$500,000 donated to support students

Two members of the La Follette School’s Board of Visitors took advantage of a one-to-one matching gift from Ab and Nancy Nicholas to boost funding for students pursuing master’s degrees in public affairs at UW-Madison. Curt and Sue Culver pledged $200,000 – the largest single gift in La Follette School history – and Katharine Lyall donated $50,000.

The Nicholas Match doubled the gifts for a total of $500,000 in much-needed student support. Both UW-Madison alumni, the Nicholases in 2015 committed $50 million to inspire other donors to create scholarships and fellowships for UW-Madison students.

“Prospective students frequently tell us that financial aid weighs heavily in their decision for where they pursue further education,” said La Follette School Director Susan Yackee. “These generous gifts will allow us to bring highly accomplished graduate students to La Follette.”

The Curt & Sue Culver Graduate Fellowship Fund in Public Service will provide financial assistance to some of the La Follette School’s top students. The Culvers are generous donors to UW-Madison’s Athletic Department and School of Business, but the La Follette School is new territory to them.

“I have been very close to the university for a long time, but I had never heard of the La Follette School,” said Curt Culver, who received bachelor’s and master’s degrees from the School of Business, where he also was a lecturer for more than 20 years.

Culver learned of the La Follette School through Sheldon and David Lubar, fellow Milwaukee-area philanthropists. Yackee was looking for people to join the La Follette School’s Board of Visitors, and Sheldon Lubar suggested Culver.

In October 2013, Culver had breakfast with Yackee and other La Follette School faculty members and was impressed with the research they were doing. He participated in his first Board of Visitors meeting two years later and shortly thereafter pledged $200,000 to the School.

“I love the nonpartisan nature of what the La Follette School does – ‘here are the facts, and here are the results’ – without taking a political slant on things,” he said. “I think that’s very healthy, and it’s the only way we can solve this country’s problems.”

Culver’s UW-Madison education clearly has served him well. His impressive resume includes 15 years as chief executive officer of the country’s largest private mortgage insurer. Culver’s first job, at the age of 10, was working at his parents’ restaurant in Sauk City. Unlike his older brother, Craig, he left the restaurant business after college.

Like his brother, though, Curt Culver became a successful business person and dedicated community member. Culver gives much of the credit to the late Jim Graskamp, after whom the UW’s Center for Real Estate is now named. Graskamp helped Culver secure scholarships and complete his bachelor’s and master’s degrees with minimal student debt, Culver recalled.
“At the time, I thought ‘this is so generous that people provide these scholarships and you don’t know them at all’, Culver recalled. “I said ‘hopefully someday I can do that’.”

Forty years later, he and his wife, Sue, can do that.
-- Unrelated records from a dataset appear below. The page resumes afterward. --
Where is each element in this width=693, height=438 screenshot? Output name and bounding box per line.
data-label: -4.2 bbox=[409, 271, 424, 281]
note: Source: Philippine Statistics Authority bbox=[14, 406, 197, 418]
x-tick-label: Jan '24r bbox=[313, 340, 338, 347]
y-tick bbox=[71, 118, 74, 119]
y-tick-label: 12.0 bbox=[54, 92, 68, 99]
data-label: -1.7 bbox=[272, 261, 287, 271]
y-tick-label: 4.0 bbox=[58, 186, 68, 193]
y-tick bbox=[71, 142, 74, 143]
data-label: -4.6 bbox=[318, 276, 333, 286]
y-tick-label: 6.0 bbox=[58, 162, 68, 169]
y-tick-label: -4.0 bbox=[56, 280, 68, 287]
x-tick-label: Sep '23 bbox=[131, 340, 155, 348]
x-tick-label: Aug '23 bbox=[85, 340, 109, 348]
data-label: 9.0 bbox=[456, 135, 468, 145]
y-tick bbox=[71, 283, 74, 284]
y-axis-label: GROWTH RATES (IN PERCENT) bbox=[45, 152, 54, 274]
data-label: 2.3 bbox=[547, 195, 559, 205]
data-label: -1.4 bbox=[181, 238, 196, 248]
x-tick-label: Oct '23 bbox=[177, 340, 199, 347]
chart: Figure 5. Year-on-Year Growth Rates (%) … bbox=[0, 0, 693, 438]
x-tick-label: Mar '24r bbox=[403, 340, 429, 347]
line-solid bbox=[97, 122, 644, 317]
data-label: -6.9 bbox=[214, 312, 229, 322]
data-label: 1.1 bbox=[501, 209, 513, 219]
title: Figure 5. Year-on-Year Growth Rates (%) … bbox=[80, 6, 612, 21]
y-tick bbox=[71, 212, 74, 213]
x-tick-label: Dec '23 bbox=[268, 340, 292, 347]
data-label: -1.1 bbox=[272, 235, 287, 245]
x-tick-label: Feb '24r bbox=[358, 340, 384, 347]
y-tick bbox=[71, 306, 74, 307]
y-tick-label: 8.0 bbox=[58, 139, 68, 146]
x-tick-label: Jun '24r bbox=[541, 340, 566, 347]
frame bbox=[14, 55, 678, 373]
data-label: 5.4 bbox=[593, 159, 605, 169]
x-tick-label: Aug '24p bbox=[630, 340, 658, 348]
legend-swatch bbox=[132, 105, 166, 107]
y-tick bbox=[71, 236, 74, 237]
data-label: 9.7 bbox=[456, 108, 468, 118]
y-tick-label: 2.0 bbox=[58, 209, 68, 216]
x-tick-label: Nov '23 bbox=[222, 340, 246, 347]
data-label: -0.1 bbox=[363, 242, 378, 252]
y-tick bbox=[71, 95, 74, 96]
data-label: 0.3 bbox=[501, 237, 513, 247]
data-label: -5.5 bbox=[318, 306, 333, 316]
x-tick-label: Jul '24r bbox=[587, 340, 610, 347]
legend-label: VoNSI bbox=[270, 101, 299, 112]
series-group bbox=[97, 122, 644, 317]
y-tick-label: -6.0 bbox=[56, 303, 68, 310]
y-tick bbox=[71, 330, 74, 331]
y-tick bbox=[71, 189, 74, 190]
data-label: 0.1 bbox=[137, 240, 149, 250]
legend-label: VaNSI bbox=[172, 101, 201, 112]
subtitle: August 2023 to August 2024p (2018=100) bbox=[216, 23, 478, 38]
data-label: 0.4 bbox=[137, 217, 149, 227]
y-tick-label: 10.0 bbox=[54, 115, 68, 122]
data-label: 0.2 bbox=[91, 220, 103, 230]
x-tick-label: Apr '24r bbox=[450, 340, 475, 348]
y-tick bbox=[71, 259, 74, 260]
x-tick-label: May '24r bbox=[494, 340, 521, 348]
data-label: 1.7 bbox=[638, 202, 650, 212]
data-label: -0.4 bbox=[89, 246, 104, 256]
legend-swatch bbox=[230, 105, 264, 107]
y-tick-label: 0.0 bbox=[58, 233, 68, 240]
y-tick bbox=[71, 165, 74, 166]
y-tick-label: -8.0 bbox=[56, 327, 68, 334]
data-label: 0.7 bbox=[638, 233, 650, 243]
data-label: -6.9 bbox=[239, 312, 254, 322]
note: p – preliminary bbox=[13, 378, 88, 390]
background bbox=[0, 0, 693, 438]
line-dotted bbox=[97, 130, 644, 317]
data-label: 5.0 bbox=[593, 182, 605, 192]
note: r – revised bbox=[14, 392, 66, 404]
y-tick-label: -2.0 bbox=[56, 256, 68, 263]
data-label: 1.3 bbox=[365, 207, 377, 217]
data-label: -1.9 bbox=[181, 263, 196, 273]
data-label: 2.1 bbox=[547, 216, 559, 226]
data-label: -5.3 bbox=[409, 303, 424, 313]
So they did.

Lyall, meanwhile, saw the Nicholas Match as the right time to contribute to the Doris J. Hanson Fund for student scholarships. Hanson, who died in November 2006, was a longtime leader in Wisconsin government. She dedicated her professional life to public service, serving four Wisconsin governors and as the first woman to head the state Department of Administration.

A former La Follette School economics professor, Lyall served as president of the UW System from 1992 to 2004. During her 12-year presidency, the university system forged new partnerships with the state’s technical colleges and K-12 community, helped revitalize the university’s 13 two-year campuses, and instituted many technological innovations, including online courses and degrees.

Before joining the UW-Madison faculty as an economics professor in 1982, Lyall served in the Carter Administration as deputy assistant secretary for policy development and research at the U.S. Department of Housing and Urban Development.

These two significant donations prompted a discussion at the April Board of Visitors meeting about the importance of philanthropy and student aid for meeting the La Follette School’s vision for research, teaching, and public service. “Our Board of Visitors is essential to the School’s success,” Yackee said. “We are extremely grateful to all of our Board members for their help guiding and assisting the School.”